Das Zyklon B kam mit den Wagen des Roten Kreuzes

Über die Befreiung von Auschwitz am 27. Januar 1945 und die deutschen UNO-Beschlüsse gegen Israel

Gefangene in Auschwitz© Murat KULA / TURKISH PRESIDENTIAL PRESS SERVICE / AFP

Von Simone Scherman

„Wir lagen in einer Welt der Toten und der Larven. Um uns und in uns war die letzte Spur von Zivilisation geschwunden. Das Werk der Vertierung, von den triumphierenden Deutschen begonnen, war von den geschlagenen Deutschen vollbracht worden.

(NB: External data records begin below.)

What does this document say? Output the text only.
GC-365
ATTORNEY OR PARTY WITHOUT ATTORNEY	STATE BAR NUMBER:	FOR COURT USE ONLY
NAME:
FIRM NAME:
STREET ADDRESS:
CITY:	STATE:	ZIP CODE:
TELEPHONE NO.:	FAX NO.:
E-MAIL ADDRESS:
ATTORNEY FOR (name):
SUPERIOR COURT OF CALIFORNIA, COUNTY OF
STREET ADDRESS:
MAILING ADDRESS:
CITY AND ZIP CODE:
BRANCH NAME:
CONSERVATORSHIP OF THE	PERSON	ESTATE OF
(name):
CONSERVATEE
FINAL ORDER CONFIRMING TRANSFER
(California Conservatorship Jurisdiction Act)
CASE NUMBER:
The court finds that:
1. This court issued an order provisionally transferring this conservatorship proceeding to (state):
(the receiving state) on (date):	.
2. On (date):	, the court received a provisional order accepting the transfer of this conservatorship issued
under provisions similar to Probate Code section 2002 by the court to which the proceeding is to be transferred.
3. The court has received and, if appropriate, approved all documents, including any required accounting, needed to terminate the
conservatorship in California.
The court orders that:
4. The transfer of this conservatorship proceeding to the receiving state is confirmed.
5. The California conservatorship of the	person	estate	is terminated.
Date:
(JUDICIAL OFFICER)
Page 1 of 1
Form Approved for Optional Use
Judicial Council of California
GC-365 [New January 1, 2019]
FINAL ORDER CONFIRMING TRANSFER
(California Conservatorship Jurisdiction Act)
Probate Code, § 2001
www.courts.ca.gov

Mensch ist, wer tötet, Mensch ist, wer Unrecht zufügt oder leidet; kein Mensch ist, wer jede Zurückhaltung verloren hat und sein Bett mit einem Leichnam teilt. Und wer darauf gewartet hat, bis ein Nachbar mit Sterben zu Ende ist, damit er ihm ein Viertel Brot abnehmen kann, der ist, wenngleich auch ohne Schuld, vom Vorbild des denkenden Menschen weiter entfernt als der roheste Pygmäe und der grausamste Sadist.“

So schreibt Primo Levi in „Ist das ein Mensch?“, seinem Buch über Auschwitz. Eine Episode aus dem Inferno, oder wie Levi es sagt, eine Episode aus dem „Gift“ von Auschwitz; es ist der Vortag der Befreiung des Lagers, der 26. Januar.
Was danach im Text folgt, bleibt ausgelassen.